Microvascular Fluid Exchange: Implications of the Revised Starling Model for Resuscitation of Dengue Shock Syndrome

Abstract

Dengue is the most common mosquito-borne viral infection in the world. The most feared complication is a poorly understood vasculopathy that occurs in only a small minority of symptomatic individuals, especially children and young adults, but can result in potentially fatal dengue shock syndrome (DSS). Based mainly on expert opinion, WHO management guidelines for DSS recommend prompt infusion of a crystalloid fluid bolus followed by a tapering crystalloid fluid regimen, supplemented if necessary by boluses of synthetic colloid solutions. However, following publication of a number of major trials undertaken in other, primarily adult, critical care scenarios, use of both synthetic colloid solutions and of fluid boluses for volume expansion have become controversial. Synthetic colloids tend to be used for severe DSS cases in order to boost intravascular oncotic pressure, based on the classic Starling hypothesis in which opposing hydrostatic and oncotic forces determine fluid flow across the microvascular barrier. However, the revised Starling model emphasizes the critical contribution of the endothelial glycocalyx layer (EGL), indicating that it is the effective oncotic pressure gradient across the EGL not endothelial cells per se that opposes filtration. Based on several novel concepts that are integral to the revised Starling model, we review the clinical features of DSS and discuss a number of implications that are relevant for fluid management. We also highlight the need for context-specific clinical trials that address crucially important questions around the management of DSS.
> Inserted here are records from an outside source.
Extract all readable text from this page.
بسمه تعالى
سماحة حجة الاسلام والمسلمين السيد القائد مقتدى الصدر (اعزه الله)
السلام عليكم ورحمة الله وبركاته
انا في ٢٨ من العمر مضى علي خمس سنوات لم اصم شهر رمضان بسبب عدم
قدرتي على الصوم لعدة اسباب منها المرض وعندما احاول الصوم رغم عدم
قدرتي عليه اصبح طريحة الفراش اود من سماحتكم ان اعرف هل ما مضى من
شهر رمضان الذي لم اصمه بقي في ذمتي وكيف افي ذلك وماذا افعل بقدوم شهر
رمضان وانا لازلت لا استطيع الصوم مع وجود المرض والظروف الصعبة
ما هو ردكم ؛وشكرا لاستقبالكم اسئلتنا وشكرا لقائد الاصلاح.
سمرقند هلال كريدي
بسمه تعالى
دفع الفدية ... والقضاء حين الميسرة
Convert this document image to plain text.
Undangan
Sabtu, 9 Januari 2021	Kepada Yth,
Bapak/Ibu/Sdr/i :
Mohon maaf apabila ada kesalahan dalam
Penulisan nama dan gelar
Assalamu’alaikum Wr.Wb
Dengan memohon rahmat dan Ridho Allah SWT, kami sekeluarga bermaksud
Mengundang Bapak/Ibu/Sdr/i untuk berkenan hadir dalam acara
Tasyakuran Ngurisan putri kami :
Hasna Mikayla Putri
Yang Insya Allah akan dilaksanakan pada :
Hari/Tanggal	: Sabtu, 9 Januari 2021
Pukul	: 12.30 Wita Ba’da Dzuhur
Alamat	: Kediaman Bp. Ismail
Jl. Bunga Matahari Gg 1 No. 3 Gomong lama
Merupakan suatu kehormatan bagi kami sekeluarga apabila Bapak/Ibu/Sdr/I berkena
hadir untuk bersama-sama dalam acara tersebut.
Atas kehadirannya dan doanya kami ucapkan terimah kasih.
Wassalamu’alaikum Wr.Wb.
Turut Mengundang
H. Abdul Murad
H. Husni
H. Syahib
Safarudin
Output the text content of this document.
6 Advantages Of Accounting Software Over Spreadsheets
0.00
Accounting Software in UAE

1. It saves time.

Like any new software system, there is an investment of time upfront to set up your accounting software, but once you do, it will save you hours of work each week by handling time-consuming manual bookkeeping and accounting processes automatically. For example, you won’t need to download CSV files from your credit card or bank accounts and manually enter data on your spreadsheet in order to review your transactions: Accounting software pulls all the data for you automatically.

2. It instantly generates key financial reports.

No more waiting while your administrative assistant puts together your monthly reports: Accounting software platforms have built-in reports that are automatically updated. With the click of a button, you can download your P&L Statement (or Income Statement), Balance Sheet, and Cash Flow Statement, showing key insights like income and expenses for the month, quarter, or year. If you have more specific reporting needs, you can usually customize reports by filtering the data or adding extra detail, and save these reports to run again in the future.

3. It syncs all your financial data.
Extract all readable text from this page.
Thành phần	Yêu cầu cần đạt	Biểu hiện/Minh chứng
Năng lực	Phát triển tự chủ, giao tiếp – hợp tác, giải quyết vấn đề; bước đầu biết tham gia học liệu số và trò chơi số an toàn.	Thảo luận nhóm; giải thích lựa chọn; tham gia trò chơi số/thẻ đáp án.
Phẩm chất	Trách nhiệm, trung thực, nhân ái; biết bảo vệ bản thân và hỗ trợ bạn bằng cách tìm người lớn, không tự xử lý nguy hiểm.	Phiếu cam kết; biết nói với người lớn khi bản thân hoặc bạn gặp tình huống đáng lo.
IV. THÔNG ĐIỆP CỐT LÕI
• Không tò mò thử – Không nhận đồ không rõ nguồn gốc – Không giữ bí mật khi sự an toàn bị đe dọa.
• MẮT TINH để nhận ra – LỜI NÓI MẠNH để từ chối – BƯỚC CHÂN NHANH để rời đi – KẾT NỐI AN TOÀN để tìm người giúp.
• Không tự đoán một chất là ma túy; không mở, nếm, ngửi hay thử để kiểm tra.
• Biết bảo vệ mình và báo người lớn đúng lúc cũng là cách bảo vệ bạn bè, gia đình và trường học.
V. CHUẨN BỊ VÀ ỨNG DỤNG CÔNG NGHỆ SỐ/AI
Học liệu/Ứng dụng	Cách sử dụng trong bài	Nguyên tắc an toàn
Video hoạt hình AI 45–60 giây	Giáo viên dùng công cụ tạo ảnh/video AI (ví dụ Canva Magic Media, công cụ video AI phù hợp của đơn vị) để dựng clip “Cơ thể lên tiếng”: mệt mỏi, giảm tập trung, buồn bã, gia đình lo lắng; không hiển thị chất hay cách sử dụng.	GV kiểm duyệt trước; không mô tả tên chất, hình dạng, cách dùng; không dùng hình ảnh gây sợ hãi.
Keywords: colloid; crystalloid; dengue shock syndrome; endothelial glycocalyx layer; fluid management; revised Starling model; tight junction.

Figure 1

Cartoon depicting factors influencing fluid flow through the endothelial barrier [adapted from (37)]. EGL, endothelial glycocalyx layer. Gray dots represent protein molecules. Fluid flow (Jv) is proportional to the hydrostatic gradient (i.e., the difference between the capillary {P_c} and interstitial {P_i} hydrostatic pressures) minus the product of the reflection coefficient {σ} and the oncotic pressure gradient [i.e., the difference between the capillary (π_c) and interstitial or sub-glycocalyx {π_i or π_g} oncotic pressures]. The reflection coefficient indicates the ease with which molecules either penetrate the EGL or are deflected back into free-flowing plasma, and varies between 0 and 1. In health σ is close to 1 for albumin and most other plasma proteins. In dengue σ is likely to be reduced, reflecting changes to the EGL structure. The EGL forms the primary barrier to movement of fluid and plasma contents from the intravascular to the interstitial spaces. Fluid that enters the sub-glycocalyx space flows toward the inter-endothelial clefts and is channeled at high velocity to the interstitium, due to the physical characteristics of the cleft architecture and the narrow width of the gaps in the structures that bind the cells together. This high velocity fluid movement prevents back diffusion of interstitial proteins toward the protected sub-glycocalyx space, which remains effectively protein free. Fluid and proteins that get to the interstitial space are reabsorbed back into the intravascular space via the lymphatic system. In line with the revised Starling model the oncotic pressure gradient from the protein free sub-glycocalyx space to plasma (broad green arrow) is greater than expected with classical Starling model (narrow green arrow), and fluid losses to the interstitium are much lower than previously thought.

Figure 2

Cartoon depicting the expected changes associated with profound shock. In profound shock the hydrostatic pressure gradient from the vascular lumen to the interstitial space is abolished (P_c = P_i). Fluid and proteins are able to diffuse back through the inter-endothelial cleft to the sub-glycocalyx space, allowing reabsorption of about 500 ml (autotransfusion) to occur. The capillary pressure rises and a new hydrostatic pressure gradient is established within about 30 min. Fluid filtration restarts but at a low level. However, the oncotic pressure gradient opposing filtration is also reduced since some protein is now present in the sub-glycocalyx protected space. Following successful resuscitation, hydrostatic pressure improves, intercellular cleft fluid flow increases, and protein is washed out from the sub-glycocalyx space until both P_c and π_g are restored to normal.